Dünyada sayılı ülke bu teknolojiye sahip
Gürcan Okumuş, ısıl pilin stratejik ve teknolojik özelliklerine dikkat çektikten sonra ‘alternatifi olmayan bir ürün’ olarak nitelediği ısıl pillerin üretiminde yüksek standartlarda üretim yapabilen ülke sayısının son derece sınırlı olduğuna işaret etti.
“Böylesine kritik bir bileşeni teknoloji transferi ile temin etmeniz mümkün değil” diyen Okumuş, şöyle devam etti:
“Bu nedenle önünüzde iki seçenek kalıyor. Ya satın alacaksınız ya da kendiniz üreteceksiniz. Eğer üretici değilseniz, ne kadar paranız olursa olsun bu ürüne erişemeyebilirsiniz. Param var hemen istediğim zaman temin edebilirim diyebileceğiniz bir ürün değil. Son yıllarda alımı daha da zorlaştı.”
Kritik bilgiler Türkiye’de kalıyor
Bir ürünü yurt dışından temin etmenin farklı şartları da beraberinde getirdiğini anlatan TUBİTAK SAGE Enstitü Müdürü Gürcan Okumuş, özellikle savunma sanayii ürünlerinin yurt dışından temininin neden olabileceği sıkıntıların da altını çizdi.
“Bu gibi durumlarda ısıl pil temin etmek istediğiniz ürünün bilgileri de yurt dışına vermeniz gerekiyor” bilgisini paylaşan Okumuş, şunları söyledi:
“Isıl piller mühimmatın ‘kalbi’ desek yanlış olmaz.
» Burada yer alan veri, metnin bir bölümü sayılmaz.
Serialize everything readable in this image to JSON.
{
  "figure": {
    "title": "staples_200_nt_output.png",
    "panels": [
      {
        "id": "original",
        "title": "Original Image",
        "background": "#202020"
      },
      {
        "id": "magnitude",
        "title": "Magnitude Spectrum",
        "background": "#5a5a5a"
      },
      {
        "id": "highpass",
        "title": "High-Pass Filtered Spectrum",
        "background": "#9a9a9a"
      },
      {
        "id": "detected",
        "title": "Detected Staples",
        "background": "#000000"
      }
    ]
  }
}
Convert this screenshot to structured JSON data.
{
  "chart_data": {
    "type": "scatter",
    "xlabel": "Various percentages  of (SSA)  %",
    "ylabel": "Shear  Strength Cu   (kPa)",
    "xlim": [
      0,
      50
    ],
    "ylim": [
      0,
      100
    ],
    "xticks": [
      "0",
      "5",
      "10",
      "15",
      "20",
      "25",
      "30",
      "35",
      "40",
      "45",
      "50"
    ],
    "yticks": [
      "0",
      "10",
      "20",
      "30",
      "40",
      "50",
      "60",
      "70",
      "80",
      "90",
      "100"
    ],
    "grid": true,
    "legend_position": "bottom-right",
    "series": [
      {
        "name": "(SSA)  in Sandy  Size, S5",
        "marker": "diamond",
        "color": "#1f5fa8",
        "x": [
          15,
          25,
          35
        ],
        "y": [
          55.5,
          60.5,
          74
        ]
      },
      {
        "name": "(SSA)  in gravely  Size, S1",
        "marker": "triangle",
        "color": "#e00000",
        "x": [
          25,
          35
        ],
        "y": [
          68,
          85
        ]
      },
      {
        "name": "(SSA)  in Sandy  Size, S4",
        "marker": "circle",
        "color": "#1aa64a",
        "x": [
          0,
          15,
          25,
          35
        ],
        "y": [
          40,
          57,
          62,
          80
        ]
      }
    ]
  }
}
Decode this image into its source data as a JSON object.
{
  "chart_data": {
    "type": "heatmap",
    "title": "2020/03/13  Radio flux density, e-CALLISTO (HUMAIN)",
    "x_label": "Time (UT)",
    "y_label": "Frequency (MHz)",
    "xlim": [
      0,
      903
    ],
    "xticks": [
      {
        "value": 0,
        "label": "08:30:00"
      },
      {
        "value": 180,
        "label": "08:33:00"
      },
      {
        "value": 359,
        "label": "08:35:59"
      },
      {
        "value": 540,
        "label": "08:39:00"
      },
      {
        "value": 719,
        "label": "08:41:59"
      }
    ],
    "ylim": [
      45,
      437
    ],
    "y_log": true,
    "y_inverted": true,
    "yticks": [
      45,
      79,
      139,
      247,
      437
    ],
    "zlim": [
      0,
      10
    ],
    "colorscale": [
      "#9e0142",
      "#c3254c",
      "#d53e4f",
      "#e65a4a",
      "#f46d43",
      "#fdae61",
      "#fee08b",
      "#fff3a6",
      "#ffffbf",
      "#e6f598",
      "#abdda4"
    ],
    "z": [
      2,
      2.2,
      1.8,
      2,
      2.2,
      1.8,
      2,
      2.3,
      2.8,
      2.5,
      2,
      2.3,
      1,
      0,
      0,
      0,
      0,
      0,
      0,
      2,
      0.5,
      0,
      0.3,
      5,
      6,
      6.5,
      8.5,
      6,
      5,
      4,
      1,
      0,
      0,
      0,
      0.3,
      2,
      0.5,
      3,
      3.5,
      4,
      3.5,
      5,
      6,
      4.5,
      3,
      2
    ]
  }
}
Böylesine önemli bir bileşeni yurt dışından almanız demek üzerinde büyük emek harcadığınız milli mühimmatın kritik özelliklerini başkalarıyla paylaşmanız anlamına geliyor.
Türkiye yakın bir geçmişe kadar ısıl pilleri yurt dışından temin ediyordu. Yerli ve milli savunma sanayii hamleleri kapsamında şu an tamamen TUBİTAK SAGE üretimi olan ısıl piller kullanılıyor.”
Isıl pili ana vatanına bile ürün satıyoruz
Dünyada bu ürünü yapabilen az sayıda ülkeden biri olmanın ‘ihracat’ gibi son derece değerli bir kalemi de beraberinde getirdiğini kaydeden Gürcan Okumuş, “2008-2009 yılında seri üretimine başladığımız ısıl pilleri çok sayıda ülkeye satabilen konuma ulaştık. Isıl pili ilk kullanan ülke olan Almanya da müşterilerimiz arasında” dedi.
Okumuş, yakın zamanda Türkiye ile bir AB ülkesi arasında ısıl pil satışı konusunda ön sipariş imzalarının atıldığını da hatırlatarak, hedefleri hakkında şunları söyledi:
“TUBİTAK SAGE olarak bugün itibarıyla ülkemizin bütün ihtiyacını tek başımıza karşılayabilecek durumdayız. Hatta çok daha fazla rakamlarda üretip, ihraç etme potansiyelimiz de var.
Dünya genelinde ısıl pili bu standartlarda üretebilen 4-5 ülke var. ABD ve Fransa’nın domine ettiği bir alan. Ancak Türkiye de sahip olduğu teknolojik imkanlarla dünya genelinden gelecek her türlü talebe cevap verebilecek nitelikte.
Ülkemiz, ısıl pil konusunda teknolojik yeterlilik ve üretim altyapısına fazlasıyla sahip. Her ülkeye, istediği ürüne uygun olarak ısıl pil yapabilecek bir konumdayız.”